October 16, 2022
SAN DIEGO: To aid in decision-making processes and increase awareness around palliative care in the Surgical Intensive Care Unit (SICU), a research team at the University of North Carolina at Chapel Hill (UNC-Chapel Hill) has developed a screening tool to identify—within seconds—patients who may benefit from palliative care consultations or goals of care discussions. Their research findings, presented at the Scientific Forum during the American College of Surgeons Clinical Congress 2022, show that the screening tool successfully identified SICU patients who were later deemed candidates for palliative care by their medical team.
As a general and trauma surgeon, Trista Day Snyder Reid, MD, MPH, FACS, an assistant professor of surgery at UNC Health, and the study’s medical advisor, explained that she often witnesses medical teams and families make agonizing decisions for patients in the SICU. When aggressive medical interventions will not improve outcomes or extend life, palliative care treatment, which focuses on symptom management and supportive communication, may improve a patient’s quality of life. Unfortunately, a medical team may hesitate to collectively identify appropriate patients or may refer patients to palliative care late in their SICU stay, increasing the burden and stress on the patient and their families.
“One of the things that we found at our institution was sometimes we would involve palliative care, but it would happen way down the line when the patient had been in the SICU for a long time already,” Dr. Reid said. “We want palliative care discussions to be happening sooner. And even if we’re not involving palliative care, we want goals of care discussions to happen early so the family has a rapport with the medical team and understands that their family member is really sick.”
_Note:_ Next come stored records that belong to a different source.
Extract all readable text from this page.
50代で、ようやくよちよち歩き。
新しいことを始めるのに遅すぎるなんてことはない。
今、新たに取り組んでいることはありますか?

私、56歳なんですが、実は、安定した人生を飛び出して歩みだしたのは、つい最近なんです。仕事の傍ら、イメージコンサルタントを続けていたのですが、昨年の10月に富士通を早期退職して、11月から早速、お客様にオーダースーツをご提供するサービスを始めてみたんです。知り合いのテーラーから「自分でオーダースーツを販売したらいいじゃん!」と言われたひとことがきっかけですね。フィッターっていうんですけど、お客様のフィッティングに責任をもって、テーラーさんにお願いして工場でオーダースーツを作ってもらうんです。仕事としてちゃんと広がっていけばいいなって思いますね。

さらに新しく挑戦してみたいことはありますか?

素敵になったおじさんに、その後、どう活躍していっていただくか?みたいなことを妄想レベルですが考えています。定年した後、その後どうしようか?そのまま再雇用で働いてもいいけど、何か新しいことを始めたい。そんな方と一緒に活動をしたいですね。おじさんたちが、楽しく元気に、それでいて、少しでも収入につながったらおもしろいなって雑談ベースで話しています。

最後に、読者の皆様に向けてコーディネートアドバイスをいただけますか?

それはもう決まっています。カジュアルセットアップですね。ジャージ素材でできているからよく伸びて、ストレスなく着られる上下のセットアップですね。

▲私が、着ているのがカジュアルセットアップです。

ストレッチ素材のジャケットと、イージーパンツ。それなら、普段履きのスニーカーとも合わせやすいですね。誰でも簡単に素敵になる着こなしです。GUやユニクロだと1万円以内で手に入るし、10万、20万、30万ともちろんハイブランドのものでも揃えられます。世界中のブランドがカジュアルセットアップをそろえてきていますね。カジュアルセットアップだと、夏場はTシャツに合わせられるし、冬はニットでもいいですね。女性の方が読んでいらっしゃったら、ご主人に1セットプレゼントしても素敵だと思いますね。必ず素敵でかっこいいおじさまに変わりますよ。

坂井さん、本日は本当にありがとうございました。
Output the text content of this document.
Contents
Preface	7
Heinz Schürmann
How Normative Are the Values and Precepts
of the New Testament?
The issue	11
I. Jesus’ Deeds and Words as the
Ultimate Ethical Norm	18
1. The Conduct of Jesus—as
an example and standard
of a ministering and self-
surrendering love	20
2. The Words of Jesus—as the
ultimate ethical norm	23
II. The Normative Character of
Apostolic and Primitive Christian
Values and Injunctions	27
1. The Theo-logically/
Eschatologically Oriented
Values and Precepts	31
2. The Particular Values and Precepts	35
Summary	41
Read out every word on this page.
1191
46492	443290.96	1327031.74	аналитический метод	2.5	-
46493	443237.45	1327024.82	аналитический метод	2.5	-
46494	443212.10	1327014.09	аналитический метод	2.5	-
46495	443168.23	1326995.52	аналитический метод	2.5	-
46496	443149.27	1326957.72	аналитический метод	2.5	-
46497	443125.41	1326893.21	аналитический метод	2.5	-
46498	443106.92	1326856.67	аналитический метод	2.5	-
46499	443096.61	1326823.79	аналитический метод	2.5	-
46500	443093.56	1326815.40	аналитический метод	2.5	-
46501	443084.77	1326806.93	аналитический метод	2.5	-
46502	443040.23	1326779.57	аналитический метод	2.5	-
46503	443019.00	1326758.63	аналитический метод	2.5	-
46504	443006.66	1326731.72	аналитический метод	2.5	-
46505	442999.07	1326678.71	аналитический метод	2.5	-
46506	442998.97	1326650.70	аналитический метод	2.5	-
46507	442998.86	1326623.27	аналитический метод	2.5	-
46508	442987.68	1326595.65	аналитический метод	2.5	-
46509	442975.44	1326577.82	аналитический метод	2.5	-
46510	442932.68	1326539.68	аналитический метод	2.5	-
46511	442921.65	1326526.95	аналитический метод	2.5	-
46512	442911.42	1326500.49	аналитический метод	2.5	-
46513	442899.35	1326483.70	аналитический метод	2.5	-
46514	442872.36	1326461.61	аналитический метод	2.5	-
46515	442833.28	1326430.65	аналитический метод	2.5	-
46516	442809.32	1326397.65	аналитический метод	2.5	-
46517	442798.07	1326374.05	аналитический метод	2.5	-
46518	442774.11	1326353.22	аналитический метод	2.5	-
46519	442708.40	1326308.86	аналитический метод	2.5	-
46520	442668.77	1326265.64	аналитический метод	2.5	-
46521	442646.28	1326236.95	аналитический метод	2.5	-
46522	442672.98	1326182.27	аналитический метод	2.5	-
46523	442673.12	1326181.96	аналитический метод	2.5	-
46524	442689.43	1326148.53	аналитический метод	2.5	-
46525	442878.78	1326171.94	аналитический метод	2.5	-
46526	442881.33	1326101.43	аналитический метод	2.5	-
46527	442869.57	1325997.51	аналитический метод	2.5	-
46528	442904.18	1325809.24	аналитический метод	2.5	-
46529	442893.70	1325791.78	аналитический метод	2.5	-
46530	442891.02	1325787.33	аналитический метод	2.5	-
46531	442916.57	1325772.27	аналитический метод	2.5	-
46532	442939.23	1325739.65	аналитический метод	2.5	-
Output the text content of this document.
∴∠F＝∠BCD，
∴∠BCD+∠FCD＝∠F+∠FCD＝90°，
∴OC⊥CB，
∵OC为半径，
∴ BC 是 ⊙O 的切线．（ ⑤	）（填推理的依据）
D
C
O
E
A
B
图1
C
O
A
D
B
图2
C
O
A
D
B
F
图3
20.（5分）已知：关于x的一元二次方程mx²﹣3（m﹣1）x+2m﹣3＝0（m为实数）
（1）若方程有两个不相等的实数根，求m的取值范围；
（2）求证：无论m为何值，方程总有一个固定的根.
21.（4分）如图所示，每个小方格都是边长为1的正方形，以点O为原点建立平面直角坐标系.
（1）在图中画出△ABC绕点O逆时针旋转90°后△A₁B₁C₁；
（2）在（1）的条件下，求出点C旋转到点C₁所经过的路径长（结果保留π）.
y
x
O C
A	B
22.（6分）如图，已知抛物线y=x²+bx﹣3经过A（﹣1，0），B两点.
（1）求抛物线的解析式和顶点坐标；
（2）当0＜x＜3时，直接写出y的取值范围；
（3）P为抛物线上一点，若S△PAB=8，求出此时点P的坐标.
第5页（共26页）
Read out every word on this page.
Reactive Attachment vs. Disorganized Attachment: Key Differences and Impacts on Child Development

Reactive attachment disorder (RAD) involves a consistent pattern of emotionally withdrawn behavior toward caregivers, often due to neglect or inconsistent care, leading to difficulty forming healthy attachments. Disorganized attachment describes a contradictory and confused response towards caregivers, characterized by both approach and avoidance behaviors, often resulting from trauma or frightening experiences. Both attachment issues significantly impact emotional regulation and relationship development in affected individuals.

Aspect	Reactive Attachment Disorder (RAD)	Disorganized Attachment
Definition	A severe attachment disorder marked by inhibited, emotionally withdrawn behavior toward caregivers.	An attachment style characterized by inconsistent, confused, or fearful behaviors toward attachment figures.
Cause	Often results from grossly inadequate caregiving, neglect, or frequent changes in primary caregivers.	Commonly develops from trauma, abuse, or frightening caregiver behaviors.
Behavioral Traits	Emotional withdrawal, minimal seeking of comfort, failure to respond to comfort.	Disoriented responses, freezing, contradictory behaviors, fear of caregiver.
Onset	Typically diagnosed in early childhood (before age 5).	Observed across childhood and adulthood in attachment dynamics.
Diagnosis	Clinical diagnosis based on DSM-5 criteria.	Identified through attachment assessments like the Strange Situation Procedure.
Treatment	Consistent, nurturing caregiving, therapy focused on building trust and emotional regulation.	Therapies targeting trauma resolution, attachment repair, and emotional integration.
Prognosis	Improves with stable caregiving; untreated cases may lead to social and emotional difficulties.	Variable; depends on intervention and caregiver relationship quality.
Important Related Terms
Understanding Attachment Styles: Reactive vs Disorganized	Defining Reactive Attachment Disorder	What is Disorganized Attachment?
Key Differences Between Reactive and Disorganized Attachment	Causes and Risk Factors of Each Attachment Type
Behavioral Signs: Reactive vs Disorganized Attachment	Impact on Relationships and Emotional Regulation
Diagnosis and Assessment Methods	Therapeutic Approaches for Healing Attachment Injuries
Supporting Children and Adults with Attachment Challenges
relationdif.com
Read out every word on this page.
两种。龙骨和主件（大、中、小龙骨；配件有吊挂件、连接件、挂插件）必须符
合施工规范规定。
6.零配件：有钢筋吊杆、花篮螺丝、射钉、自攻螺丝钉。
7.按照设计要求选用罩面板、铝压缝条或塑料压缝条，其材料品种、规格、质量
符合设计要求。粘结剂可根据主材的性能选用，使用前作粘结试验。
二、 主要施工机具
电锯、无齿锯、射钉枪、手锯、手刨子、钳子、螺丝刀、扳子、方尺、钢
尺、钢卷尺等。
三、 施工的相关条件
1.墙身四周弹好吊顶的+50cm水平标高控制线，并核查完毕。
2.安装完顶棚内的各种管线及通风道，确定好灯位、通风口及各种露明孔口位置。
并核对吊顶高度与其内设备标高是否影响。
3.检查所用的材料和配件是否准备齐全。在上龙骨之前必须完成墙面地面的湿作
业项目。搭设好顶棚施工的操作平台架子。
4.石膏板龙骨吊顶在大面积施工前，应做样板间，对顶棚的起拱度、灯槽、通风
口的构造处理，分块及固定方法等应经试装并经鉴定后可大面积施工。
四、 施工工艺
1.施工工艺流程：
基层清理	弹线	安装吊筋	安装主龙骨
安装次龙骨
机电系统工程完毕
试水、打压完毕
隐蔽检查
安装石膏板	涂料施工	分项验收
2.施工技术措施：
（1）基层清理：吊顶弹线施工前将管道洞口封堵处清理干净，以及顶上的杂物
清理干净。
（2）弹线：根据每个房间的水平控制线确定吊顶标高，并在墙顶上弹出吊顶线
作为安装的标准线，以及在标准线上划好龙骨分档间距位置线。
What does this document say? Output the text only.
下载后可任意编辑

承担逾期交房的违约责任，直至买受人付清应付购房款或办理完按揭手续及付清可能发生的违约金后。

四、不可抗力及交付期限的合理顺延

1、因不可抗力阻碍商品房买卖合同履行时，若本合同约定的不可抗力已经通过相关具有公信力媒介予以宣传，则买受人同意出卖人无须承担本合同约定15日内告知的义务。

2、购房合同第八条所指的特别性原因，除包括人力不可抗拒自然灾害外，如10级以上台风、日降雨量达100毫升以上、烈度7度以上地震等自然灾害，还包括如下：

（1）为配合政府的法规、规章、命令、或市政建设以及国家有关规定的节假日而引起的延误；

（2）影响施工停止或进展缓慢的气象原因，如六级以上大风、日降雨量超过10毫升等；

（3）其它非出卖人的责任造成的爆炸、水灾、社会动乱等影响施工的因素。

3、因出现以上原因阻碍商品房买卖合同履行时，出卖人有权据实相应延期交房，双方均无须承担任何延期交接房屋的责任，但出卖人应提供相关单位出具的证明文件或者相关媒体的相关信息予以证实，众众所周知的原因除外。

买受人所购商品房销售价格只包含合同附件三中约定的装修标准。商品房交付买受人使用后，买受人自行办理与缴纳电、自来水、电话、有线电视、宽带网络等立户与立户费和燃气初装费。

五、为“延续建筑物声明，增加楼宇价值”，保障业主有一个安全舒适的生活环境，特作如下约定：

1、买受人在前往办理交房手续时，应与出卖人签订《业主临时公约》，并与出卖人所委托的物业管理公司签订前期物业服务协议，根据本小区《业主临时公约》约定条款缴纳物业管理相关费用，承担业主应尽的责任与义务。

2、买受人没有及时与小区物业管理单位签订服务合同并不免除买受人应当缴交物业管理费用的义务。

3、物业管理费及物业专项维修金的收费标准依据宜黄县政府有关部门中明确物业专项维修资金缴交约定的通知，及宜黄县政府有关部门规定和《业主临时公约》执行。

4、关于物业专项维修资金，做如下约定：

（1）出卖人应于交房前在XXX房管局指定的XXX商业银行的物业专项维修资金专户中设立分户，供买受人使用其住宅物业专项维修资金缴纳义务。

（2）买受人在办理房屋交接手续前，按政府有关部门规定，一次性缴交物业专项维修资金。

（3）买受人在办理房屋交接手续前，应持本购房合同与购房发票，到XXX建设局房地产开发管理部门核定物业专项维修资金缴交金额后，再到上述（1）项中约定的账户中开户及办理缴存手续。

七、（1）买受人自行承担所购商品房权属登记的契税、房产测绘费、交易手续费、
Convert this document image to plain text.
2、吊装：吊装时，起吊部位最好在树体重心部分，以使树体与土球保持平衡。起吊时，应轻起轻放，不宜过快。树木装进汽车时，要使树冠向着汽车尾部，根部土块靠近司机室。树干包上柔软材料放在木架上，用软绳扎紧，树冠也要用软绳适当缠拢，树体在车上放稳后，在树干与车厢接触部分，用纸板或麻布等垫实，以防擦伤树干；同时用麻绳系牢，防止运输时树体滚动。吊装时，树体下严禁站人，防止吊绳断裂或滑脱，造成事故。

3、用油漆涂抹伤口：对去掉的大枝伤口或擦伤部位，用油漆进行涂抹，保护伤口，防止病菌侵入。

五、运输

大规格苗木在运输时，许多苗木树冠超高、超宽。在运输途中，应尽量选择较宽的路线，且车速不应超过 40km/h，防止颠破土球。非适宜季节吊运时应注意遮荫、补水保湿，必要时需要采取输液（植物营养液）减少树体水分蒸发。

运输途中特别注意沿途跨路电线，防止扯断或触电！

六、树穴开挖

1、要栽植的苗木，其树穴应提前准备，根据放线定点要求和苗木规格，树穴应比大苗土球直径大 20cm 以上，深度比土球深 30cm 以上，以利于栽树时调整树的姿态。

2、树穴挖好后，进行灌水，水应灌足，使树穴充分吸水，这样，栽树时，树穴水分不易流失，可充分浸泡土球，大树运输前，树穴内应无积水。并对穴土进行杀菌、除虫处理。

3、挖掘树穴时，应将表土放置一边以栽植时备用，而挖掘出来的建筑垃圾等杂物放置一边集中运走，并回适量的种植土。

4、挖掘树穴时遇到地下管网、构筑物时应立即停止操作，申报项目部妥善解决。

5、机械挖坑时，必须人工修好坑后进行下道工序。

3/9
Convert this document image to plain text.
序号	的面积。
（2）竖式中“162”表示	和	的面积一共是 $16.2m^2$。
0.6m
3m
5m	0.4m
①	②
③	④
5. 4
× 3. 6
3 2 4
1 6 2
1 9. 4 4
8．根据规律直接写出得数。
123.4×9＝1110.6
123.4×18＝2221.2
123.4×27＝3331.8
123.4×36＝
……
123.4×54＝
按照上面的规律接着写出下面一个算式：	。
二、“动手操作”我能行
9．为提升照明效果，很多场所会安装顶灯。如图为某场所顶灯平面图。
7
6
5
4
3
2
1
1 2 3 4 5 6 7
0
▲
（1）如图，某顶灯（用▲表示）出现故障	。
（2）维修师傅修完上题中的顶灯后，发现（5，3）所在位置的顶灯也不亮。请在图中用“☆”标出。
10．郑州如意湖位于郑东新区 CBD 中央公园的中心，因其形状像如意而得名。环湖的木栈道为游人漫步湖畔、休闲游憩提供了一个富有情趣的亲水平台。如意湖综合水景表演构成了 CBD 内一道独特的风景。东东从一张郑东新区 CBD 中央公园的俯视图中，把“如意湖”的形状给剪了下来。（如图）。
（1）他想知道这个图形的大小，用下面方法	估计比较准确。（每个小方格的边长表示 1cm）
Across hospital systems, screening criteria and access to palliative care vary. Research has shown that offering palliative care consultations early in an ICU stay can improve quality of life and even reduce the lengths of stay in the ICU.1 However, integrating palliative care into hospital systems remains challenging due to a lack of resources and insufficient training, among other factors.2
The UNC researchers initially developed a screening tool with 12 “yes/no” questions with input from SICU and palliative care physicians, nurses, and advanced practice providers. Fourth-year medical students at UNC-Chapel Hill completed the questionnaire after receiving feedback from the SICU medical team. Any question where the team answered “yes” was deemed a positive indicator that the patient would benefit from a palliative care consultation with a specialist or a goals of care discussion with the surgical team.
Three iterations of the screening tool were developed using the Plan-Do-Study-Act (PDSA) method before selecting three questions that the researchers found best correlated with a positive indicator:
If yes was answered to any of the three checklist questions, the researchers believed the patient would likely benefit from a palliative care consultation or goals of care discussion.
“The hope is that by using this screening tool, decisions traditionally made very late in the patient’s SICU stay, could be made much earlier,” said lead author Victoria Herdman, MD. Dr. Herdman was a fourth-year UNC-Chapel Hill medical student at the time of the study and is now completing her residency in cardiothoracic surgery at the University of Kentucky College of Medicine. “Physicians, physician assistants, nurse practitioners and nurses know early on who needs palliative care but sometimes that’s hard to jump into early in the stay. This screening tool is a way to guide everyone into it easier.”
The research was performed at a single site, but the team hopes to evaluate the tool within other ICU populations at UNC Health using a Quality Improvement process, possibly using an electronic medical record system or implementing it during daily rounds discussions with only one question. The study team also plans future research to analyze patient demographics to determine which marginalized populations are often left out of palliative care discussions. Simply discussing palliative care more often and educating team members and families, they said, can make a difference.
“I think as surgeons we tend to have a lot of ownership of our patients because they’re trusting us with their bodies. But I think that may also bias us a little bit in terms of palliative care. We hear the words ‘palliative care’ and may say, ‘Oh, no, no, no! We don’t want that. That’s like giving up on our patient,’” Dr. Reid said. “But the truth is, I think a lot of surgeons don’t truly understand the definition of palliative care—that the goal is to align what the patient wants with your treatments. Our long-term hope is to make discussions of palliative care more commonplace and to change the culture so that people feel comfortable involving palliative care, or at a minimum having a goals of care discussion, so that patients and their families understand all the possible treatment options.”
The study was supported by the UNC Institute for Healthcare Quality Improvement. Study coauthors are Casey Olm-Shipman, MD, MS, Winnie Lau, MD, Kyle Lavin, MD, Marshall W. Fritz, BS, and Geoffrey Orme-Evans, JD, MPH.
The American College of Surgeons is a scientific and educational organization of surgeons that was founded in 1913 to raise the standards of surgical practice and improve the quality of care for all surgical patients. The College is dedicated to the ethical and competent practice of surgery. Its achievements have significantly influenced the course of scientific surgery in America and have established it as an important advocate for all surgical patients. The College has approximately 90,000 members and is the largest organization of surgeons in the world. "FACS" designates that a surgeon is a Fellow of the American College of Surgeons.